Federal Reserve Bank of Kansas City research released April 10 signals stablecoins flow minimally into real-economy payments, with less than 1% supporting transactions through November 2025. The study confirms corporate hesitancy documented in PYMNTS data, highlighting critical integration hurdles for fintech infrastructure.

Core facts

The Fed analysis examined stablecoin flows against a market cap of $300.5 billion. Distribution breakdown: 48.8% in crypto finance operations, 29.3% in transfers, 21.2% in idle balances, and 0.7% in payments. Payment volume reached $10.2 billion in August 2025, while over 5% remained locked in bridge protocols.

A PYMNTS March 2026 survey of 60 U.S. CFOs found 42% discussed or tested stablecoins, yet only 13% report active use. Over 40% cited integration challenges as primary barriers.

Expert perspective

“payments are still a very small part of the world of stablecoins, accounting for less than 1 percent of all stablecoin use.”

— Federal Reserve Bank of Kansas City Research

Analysis: This finding exposes the chasm between stablecoin market capitalization and functional utility, directly challenging assumptions that digital dollar alternatives are replacing traditional payment rails.

Why this matters

The 21.2% idle allocation represents trapped capital awaiting infrastructure maturity. Firms delay deployment until systems align with treasury workflows and regulatory frameworks crystallize. Interoperability failures—evidenced by the 5% bridge lock-up—prevent seamless enterprise adoption.

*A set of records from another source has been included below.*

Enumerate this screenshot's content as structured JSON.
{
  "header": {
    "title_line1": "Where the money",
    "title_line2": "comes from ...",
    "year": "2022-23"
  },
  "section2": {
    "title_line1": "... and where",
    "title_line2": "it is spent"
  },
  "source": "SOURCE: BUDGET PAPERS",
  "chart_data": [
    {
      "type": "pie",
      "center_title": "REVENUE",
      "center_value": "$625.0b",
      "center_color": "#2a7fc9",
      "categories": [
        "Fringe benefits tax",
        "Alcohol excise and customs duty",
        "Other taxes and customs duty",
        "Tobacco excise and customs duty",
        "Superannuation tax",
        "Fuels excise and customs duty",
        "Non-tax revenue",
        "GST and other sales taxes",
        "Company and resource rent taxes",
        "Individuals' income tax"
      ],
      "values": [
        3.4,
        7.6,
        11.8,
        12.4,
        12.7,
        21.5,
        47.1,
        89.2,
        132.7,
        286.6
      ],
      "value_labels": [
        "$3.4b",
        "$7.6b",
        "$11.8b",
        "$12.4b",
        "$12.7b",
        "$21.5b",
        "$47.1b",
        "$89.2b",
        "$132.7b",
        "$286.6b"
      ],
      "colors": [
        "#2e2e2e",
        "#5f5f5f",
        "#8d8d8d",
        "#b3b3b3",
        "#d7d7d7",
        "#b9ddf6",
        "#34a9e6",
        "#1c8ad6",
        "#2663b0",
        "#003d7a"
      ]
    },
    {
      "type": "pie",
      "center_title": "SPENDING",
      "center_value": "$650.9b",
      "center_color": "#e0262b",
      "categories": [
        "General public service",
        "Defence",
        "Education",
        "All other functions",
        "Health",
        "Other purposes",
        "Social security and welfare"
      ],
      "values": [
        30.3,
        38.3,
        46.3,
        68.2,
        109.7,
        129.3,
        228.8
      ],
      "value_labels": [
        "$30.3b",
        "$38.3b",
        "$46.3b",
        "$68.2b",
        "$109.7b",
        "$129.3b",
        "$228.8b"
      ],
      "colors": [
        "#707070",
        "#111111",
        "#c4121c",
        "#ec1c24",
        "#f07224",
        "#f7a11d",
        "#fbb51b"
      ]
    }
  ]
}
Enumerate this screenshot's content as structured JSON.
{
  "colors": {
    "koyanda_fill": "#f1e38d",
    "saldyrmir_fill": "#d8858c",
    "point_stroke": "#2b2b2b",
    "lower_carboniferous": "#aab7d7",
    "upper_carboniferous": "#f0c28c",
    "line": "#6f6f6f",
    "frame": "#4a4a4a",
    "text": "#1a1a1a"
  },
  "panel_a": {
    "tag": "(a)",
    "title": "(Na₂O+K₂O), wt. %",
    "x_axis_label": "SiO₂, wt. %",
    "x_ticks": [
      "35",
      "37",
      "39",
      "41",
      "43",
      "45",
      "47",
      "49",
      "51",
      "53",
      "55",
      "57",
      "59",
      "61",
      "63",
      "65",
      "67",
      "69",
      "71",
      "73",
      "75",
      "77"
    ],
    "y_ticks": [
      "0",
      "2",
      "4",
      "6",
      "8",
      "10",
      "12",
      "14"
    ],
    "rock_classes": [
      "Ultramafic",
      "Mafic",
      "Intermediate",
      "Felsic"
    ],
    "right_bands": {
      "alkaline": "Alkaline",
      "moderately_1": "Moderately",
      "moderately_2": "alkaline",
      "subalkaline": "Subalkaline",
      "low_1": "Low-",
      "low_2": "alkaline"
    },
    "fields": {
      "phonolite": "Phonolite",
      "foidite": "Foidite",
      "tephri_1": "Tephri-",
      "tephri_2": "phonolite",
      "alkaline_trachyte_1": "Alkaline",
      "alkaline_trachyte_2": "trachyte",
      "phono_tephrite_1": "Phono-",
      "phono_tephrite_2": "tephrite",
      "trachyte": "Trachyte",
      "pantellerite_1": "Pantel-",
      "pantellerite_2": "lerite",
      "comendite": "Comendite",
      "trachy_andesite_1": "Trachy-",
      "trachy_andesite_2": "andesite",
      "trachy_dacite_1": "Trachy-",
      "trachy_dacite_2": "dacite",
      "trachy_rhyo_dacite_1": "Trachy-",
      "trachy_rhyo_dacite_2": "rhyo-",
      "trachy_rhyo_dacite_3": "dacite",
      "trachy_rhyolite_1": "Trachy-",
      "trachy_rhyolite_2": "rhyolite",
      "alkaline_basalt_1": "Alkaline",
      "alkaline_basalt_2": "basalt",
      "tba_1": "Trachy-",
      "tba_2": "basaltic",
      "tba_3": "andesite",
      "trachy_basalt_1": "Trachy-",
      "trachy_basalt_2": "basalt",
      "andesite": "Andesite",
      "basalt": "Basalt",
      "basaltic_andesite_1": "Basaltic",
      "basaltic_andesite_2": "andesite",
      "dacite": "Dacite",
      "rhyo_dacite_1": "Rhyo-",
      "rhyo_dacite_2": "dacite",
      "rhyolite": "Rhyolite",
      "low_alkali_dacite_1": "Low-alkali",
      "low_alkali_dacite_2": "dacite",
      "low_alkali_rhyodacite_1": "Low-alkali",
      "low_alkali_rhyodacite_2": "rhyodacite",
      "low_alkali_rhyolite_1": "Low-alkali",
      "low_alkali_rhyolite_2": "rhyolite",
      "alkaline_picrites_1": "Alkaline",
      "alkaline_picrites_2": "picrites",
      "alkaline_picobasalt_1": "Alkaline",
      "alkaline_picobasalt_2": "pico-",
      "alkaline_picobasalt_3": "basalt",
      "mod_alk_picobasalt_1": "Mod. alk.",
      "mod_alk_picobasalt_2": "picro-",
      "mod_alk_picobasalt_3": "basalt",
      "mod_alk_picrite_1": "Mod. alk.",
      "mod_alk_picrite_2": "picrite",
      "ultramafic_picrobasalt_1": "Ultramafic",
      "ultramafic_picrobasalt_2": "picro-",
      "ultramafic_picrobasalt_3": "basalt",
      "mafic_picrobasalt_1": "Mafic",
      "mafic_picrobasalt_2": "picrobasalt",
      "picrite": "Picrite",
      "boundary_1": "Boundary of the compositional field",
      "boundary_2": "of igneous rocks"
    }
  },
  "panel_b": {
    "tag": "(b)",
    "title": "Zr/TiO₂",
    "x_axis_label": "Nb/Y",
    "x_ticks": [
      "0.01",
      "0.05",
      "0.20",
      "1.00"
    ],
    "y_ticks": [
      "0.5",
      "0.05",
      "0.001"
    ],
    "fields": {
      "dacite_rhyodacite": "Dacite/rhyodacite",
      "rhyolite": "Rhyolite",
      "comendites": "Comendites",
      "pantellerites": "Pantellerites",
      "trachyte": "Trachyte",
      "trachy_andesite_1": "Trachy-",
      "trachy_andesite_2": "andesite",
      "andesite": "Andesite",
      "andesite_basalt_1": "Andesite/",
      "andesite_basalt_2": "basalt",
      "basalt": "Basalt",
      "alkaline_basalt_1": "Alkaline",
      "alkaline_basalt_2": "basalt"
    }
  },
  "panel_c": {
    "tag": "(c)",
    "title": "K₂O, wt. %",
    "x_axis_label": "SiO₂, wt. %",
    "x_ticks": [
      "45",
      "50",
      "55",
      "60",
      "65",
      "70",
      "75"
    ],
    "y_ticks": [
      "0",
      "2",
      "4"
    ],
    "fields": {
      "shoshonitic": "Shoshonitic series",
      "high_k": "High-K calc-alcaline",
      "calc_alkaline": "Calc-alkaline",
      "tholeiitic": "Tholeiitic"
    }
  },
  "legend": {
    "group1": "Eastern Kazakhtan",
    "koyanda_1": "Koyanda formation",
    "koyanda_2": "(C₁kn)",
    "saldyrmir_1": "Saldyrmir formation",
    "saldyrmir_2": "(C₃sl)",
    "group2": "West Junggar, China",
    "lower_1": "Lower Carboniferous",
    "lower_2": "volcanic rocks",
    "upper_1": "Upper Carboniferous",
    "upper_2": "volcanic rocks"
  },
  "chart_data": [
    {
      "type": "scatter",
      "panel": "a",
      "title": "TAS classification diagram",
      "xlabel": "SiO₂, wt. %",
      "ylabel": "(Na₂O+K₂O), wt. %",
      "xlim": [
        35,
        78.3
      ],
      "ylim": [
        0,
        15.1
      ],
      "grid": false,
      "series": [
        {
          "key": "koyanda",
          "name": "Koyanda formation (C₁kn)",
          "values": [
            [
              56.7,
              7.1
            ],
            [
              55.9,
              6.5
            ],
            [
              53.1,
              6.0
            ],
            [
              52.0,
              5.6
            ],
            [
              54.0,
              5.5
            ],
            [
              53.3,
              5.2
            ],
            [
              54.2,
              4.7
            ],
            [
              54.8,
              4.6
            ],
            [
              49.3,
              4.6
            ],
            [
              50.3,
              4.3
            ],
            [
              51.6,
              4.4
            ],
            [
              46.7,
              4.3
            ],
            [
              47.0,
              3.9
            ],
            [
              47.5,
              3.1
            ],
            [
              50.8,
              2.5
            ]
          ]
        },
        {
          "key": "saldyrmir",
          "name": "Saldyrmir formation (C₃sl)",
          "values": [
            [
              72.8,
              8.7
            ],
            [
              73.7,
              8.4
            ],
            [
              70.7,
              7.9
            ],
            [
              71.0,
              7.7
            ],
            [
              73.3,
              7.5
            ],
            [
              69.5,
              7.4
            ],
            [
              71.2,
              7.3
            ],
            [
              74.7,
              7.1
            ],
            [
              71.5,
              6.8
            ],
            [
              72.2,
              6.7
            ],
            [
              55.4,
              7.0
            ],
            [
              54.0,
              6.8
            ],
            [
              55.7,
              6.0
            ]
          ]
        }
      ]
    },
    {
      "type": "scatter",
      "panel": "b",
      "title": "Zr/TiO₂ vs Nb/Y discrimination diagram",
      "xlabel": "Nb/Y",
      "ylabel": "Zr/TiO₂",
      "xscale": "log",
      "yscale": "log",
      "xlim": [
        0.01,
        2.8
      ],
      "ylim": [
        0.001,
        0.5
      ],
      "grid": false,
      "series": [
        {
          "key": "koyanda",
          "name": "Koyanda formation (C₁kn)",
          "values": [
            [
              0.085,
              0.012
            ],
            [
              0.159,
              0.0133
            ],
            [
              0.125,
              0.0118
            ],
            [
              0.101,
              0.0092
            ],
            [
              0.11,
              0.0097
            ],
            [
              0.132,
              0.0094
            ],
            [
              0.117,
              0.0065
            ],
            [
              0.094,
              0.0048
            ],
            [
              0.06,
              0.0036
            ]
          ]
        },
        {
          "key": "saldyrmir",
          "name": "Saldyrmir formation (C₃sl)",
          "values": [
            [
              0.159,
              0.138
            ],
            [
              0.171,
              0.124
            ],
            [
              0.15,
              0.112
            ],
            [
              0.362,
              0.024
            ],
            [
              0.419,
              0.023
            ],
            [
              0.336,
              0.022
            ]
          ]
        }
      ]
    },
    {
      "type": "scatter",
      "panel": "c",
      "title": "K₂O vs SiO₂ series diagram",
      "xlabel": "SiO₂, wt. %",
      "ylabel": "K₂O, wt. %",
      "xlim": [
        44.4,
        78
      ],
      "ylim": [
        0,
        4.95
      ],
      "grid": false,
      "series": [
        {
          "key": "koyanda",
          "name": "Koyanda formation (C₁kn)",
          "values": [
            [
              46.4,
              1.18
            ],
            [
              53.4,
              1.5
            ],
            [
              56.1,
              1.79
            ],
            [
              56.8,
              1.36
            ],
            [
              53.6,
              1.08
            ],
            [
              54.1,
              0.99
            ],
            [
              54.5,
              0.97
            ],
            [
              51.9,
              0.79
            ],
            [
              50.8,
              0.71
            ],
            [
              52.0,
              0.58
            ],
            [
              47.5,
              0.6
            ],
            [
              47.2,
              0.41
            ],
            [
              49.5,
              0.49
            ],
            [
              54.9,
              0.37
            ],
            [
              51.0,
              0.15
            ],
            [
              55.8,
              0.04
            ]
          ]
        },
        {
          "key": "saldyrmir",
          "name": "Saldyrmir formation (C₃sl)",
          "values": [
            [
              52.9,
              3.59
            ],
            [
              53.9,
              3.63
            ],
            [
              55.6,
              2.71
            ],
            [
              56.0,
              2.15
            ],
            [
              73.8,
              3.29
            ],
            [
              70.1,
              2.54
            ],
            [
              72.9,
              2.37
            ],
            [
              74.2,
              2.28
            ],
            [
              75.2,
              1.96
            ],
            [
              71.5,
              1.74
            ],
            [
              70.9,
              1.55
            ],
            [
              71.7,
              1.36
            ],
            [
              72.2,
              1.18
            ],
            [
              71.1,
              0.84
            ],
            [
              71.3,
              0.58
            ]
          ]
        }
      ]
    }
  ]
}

For MENA, the implications are immediate. Dubai and Riyadh fintech hubs have launched Visa Bridge stablecoin card pilots for high-value settlements, while Middle East crypto transactions exceed $500 billion yearly with stablecoins commanding 52% share. Yet the Fed’s global idle trends warn regional players: without regulatory clarity and interoperability solutions, MENA risks replicating the same adoption gaps despite $33 trillion in stablecoin volumes recorded in 2025.

What to watch next: UAE and Saudi Arabia tokenized asset pilots, enterprise treasury integrations with regional banks, and cross-border settlement protocols linking GCC financial infrastructure to global stablecoin networks.

Conclusion

The Fed findings underscore stablecoins’ incomplete evolution from crypto silos to payment rails. MENA leaders pursuing Vision 2030 and D33 digital economy targets must prioritize seamless bridge infrastructure to activate idle capital for regional trade flows.